In 1969, Juan Velasco Alvarado’s military government began an ambitious land reform program in Peru, transferring holdings from large estates to peasant cooperatives. Fifty years later this reform remains controversial: critics claim it unjustly expropriated land and ruined the Peruvian economy, while supporters emphasize its success in addressing rural inequality and exploitation.
Moving beyond agricultural policy to offer a fresh perspective on the agrarian reform, Land without Masters shows how ideological assumptions and state interventions surrounding the reform transformed Peru’s political culture and social fabric. Drawing on fieldwork in three different regions, Anna Cant shows how the government adapted its discourse and interventions to the local context while using the reform as a platform for nation-building. This comparative approach reveals how local actors shaped the regional impact of the agrarian reform and highlights the new forms of agency that emerged, including that of marginalized peasants who helped forge a new social, cultural, and political landscape.
Making novel use of both visual and cultural sources, this book is a fascinating look at how the agrarian reform process permanently altered the relationship between rural citizens and the national government—and how it continues to resonate in Peruvian politics today.
Introduction Chapter 1. The History of the Land Question in Peru Chapter 2. SINAMOS: Promoting the Revolution in the Regions Chapter 3. Education for Social Change: The Making of the Campesino Citizen Chapter 4. The Agrarian Reform in Public Discourse Chapter 5. The Agrarian Reform in Historical Memory Conclusion
Notes Selected Bibliography Index
Anna Cant is an assistant professor of Latin American history at the London School of Economics and Political Science.
Land without Masters is an outstanding history of a confounding regime—a left-leaning military dictatorship that carried out the most ambitious agrarian reform in Latin America, save for Cuba...Correctly, in this reviewer's opinion, Cant argues that the military government significantly extended citizenship rights to Peru’s peasants and advanced political participation in the country...Highly recommended.
An original, thoroughly researched, and clear book on the 1969 Peruvian agrarian reform and the military government of Juan Velasco Alvarado…Cant convincingly argues that the agrarian reform marked a key moment of transformation not only due to its redistribution of land but also because of the political efforts enlisted and marshaled by the military government to achieve this aim...Cant’s book is a welcome addition to the history of modern Peru.

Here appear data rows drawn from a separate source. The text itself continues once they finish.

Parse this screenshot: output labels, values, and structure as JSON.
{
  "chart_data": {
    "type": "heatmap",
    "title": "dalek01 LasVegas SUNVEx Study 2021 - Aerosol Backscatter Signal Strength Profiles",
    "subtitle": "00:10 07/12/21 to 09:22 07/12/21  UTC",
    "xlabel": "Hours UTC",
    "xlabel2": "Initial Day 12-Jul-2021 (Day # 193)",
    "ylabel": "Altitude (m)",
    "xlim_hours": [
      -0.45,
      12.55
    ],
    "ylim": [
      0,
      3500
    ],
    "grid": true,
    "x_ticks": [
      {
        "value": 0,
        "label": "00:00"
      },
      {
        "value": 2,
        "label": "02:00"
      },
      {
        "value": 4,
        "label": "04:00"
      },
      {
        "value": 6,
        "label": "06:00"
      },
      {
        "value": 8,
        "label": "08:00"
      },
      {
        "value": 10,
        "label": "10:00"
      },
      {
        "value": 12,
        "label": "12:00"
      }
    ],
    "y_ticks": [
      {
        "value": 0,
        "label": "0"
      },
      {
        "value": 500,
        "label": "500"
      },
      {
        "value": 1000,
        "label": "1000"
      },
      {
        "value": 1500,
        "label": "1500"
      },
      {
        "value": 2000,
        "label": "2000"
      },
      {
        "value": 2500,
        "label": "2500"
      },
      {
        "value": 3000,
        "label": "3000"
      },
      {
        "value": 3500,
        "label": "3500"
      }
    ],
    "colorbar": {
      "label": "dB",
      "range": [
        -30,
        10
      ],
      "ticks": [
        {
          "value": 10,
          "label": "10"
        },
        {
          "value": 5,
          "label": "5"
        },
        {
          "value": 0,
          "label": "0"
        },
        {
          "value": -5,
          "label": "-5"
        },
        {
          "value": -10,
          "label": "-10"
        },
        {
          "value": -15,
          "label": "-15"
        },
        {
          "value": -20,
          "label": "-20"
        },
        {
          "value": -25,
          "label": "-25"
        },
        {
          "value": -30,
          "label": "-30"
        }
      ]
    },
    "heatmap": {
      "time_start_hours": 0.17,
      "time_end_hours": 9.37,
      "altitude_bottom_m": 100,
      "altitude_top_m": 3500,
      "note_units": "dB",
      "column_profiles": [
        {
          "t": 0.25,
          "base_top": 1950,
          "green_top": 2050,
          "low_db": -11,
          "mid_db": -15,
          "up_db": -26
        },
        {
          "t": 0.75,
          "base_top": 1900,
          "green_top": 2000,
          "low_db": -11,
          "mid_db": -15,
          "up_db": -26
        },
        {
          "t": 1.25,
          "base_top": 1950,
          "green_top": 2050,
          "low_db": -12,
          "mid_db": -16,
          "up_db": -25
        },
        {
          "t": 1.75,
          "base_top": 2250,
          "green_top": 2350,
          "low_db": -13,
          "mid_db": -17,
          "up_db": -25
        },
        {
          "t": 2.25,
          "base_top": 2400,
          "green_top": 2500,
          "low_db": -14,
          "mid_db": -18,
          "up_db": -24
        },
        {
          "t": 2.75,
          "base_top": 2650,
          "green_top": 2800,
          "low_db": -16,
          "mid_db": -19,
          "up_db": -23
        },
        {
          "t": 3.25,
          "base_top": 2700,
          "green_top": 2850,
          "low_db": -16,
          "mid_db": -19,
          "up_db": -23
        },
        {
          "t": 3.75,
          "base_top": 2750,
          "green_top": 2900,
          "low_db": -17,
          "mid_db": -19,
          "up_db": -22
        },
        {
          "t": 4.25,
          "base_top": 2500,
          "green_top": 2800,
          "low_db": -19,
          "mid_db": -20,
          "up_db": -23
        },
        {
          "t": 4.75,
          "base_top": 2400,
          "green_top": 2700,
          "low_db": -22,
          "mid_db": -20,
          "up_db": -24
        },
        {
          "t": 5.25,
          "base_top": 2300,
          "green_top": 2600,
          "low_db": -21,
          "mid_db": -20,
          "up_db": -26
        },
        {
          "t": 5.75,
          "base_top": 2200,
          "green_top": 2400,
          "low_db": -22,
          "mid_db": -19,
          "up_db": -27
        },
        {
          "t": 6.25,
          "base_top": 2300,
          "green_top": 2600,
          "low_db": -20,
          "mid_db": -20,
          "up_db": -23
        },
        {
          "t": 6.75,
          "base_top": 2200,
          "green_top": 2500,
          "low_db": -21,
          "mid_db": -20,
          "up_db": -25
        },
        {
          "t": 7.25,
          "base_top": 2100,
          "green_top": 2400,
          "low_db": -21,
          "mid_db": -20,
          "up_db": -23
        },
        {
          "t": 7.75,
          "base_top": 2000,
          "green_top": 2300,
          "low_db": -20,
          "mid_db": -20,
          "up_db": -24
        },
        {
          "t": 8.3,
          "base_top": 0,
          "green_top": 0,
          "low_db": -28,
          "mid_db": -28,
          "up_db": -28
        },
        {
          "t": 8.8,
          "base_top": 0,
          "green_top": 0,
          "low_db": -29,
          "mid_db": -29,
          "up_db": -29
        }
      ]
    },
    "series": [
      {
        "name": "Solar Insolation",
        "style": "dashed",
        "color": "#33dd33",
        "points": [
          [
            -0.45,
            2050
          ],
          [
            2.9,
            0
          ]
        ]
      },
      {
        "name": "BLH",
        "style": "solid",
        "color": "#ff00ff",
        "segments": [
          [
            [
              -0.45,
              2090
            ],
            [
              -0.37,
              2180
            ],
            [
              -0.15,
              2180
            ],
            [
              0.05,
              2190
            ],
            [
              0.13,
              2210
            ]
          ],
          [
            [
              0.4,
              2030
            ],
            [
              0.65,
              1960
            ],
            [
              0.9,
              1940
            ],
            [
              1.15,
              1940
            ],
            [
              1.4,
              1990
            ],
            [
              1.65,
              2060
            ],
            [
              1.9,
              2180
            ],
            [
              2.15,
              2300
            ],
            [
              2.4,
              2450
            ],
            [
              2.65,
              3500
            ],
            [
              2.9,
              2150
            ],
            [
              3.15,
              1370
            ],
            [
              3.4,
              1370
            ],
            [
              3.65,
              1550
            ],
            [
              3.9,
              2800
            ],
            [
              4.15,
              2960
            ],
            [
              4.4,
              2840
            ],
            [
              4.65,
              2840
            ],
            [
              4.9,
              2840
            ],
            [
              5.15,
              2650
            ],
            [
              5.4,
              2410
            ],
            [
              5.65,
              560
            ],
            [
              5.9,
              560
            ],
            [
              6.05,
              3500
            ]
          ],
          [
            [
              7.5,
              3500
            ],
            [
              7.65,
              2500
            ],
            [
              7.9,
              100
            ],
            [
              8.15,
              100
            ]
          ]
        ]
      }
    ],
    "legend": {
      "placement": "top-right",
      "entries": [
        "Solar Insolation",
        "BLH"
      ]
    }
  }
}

Land without Masters vividly reconstructs the tensions, conflicts, and enduring memories around the agrarian reform as an unfulfilled and yet truly transformative historical episode in the history of Peru and Latin America...Cant’s achievements are vast and profound...Land without Masters is more than a welcome contribution to the field. Cant offers an in-depth analysis, compellingly theoretical and captivatingly narrative, of Peru’s most important sociopolitical, economic, and cultural turning point. A new agrarian history of Peru and Latin America begins here.
~Hispanic American Historical Review
This book is an innovative and welcome study, as well as a timely one, of the 1969 agrarian reform that has much to teach us about the reform itself and its continuing importance to Peruvian politics and society.
Land without Masters makes a welcome addition to a scantly populated field, and offers an original take on a movement that, for complex reasons explored in its final chapter, is discussed infrequently in Peru and has largely been overlooked by historians...the conclusions which are reached in this notable work are robust, enlightening and convincing...The book is clearly written, easy to navigate, and beautifully illustrated by the photographs, prints and drawings that Cant has unearthed in the disparate collections that are scattered across the country. It is, therefore, suitable both for broad audiences and specialists.
~Journal of Latin American Studies
A very welcome addition to the growing body of literature that is now challenging the neoclassical/political science orthodoxy that ‘Latin America’s so-called transitions to democracy [followed] the rise of human rights agenda and a global break with the statist policies of the 1960s and 1970s'...[an] excellent book.
~Bulletin of Latin American Research
Innovative and ambitious...Land Without Masters provides an urgently needed and relevant history of agrarian politics and military government during the Velasco era. While illuminating the often-hidden logistics of large-scale land reform, Cant goes beyond policy to ultimately reveal how state practice and ideology interact to shape the idea of the nation itself. Clear and profound, Land Without Masters is an encouraging example of historiography that does not elide the hidden complexity of state-led development, but meets it head-on.